Mixing investigative journalism, eco-adventure and disturbing imagery, Hambleton described The Cove as a “real life suspense thriller.” Although the movie seemed to take place in a few days, it actually took over four years and several trips to Japan to complete. Playing like a spy movie, the crew—made up of underwater sound and camera experts, special effects artists, marine explorers and world-class free divers—was in constant jeopardy of jail or physical harm as they attempted the undercover operation to photograph the cove. All involved persevered because of their passion for the environment.
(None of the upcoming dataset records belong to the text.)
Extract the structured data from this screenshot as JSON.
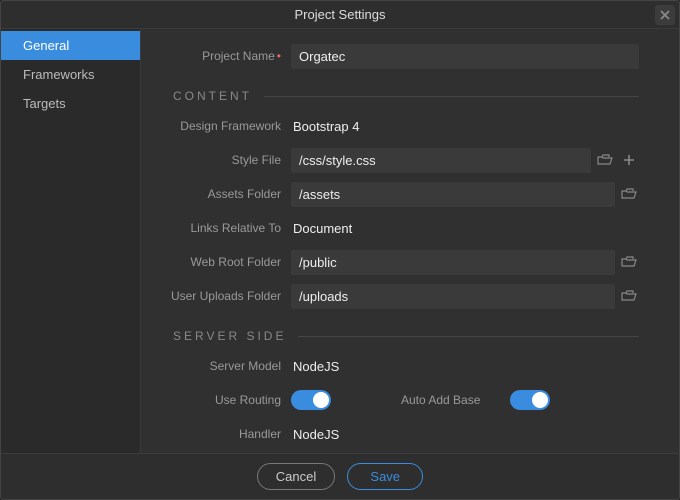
{
  "title": "Project Settings",
  "sidebar": {
    "items": [
      {
        "label": "General",
        "active": true
      },
      {
        "label": "Frameworks"
      },
      {
        "label": "Targets"
      }
    ]
  },
  "project_name": {
    "label": "Project Name",
    "value": "Orgatec"
  },
  "sections": {
    "content": {
      "header": "CONTENT",
      "design_framework": {
        "label": "Design Framework",
        "value": "Bootstrap 4"
      },
      "style_file": {
        "label": "Style File",
        "value": "/css/style.css"
      },
      "assets_folder": {
        "label": "Assets Folder",
        "value": "/assets"
      },
      "links_relative_to": {
        "label": "Links Relative To",
        "value": "Document"
      },
      "web_root_folder": {
        "label": "Web Root Folder",
        "value": "/public"
      },
      "user_uploads": {
        "label": "User Uploads Folder",
        "value": "/uploads"
      }
    },
    "server": {
      "header": "SERVER SIDE",
      "server_model": {
        "label": "Server Model",
        "value": "NodeJS"
      },
      "use_routing": {
        "label": "Use Routing",
        "value": true
      },
      "auto_add_base": {
        "label": "Auto Add Base",
        "value": true
      },
      "handler": {
        "label": "Handler",
        "value": "NodeJS"
      }
    }
  },
  "footer": {
    "cancel": "Cancel",
    "save": "Save"
  },
  "colors": {
    "accent": "#3a8dde"
  }
}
“If this had been attempted in the normal Hollywood or even a documentary way, it never would have happened, because the story kept evolving,” Hambleton commented. “As we discovered more and more, we had to develop new techniques to accomplish what was needed to expose that cover-up.”
For this covert filmmaking, innovative techniques were used to capture the shots needed to tell the story. Gear included cameras camouflaged in specially constructed rocks, night vision glasses, underwater cameras and microphones, model helicopters with camera mounts, and even a dirigible disguised as a flying whale, which for safety reasons was never deployed. All of this equipment had to be placed illegally on private property in the middle of the night, while avoiding the local police, facing down violent thugs, and confronting corrupt politicians.
If only “filmmakers” had been involved, Hambleton feared they would have been too concerned with the process to get the real story. “For example, early on one of the filmmakers kept wanting to go back to the hotel every ten minutes to work on the script,” revealed Hambleton. “Meanwhile, the plot was unfolding in front of our eyes.”
There was no script until it was written by Mark Monroe, who after the fact made sense of the footage, along with editor Geoffrey Richman, who cut Sicko and other films for Michael Moore.
Over 600 hours of footage was shot. Post took about a year. There were several different versions, but it quickly became clear that the focus should be on O’Barry, who at one time had been given the “Keys to the City,” by the citizens of Taiji, but by the time of the movie, was under constant surveillance by the local police, even when he and the team sneaked out of the hotel in the middle of the night. Much of the footage was originally intended for a behind-the-scenes extra, but because of its real impact on the story, was included in the body of the film. Hambleton admitted that he and director Louis Psihoyos did not want to be in the movie, but because of what they were doing, they became part of the story.
The running on set joke was, “We are not actors, but we play them in the movie.”
Currently the film is having a very real effect in Japan with a public outcry to stop the slaughter. It opened theatrically last July and releases on DVD through Lionsgate on Dec. 8.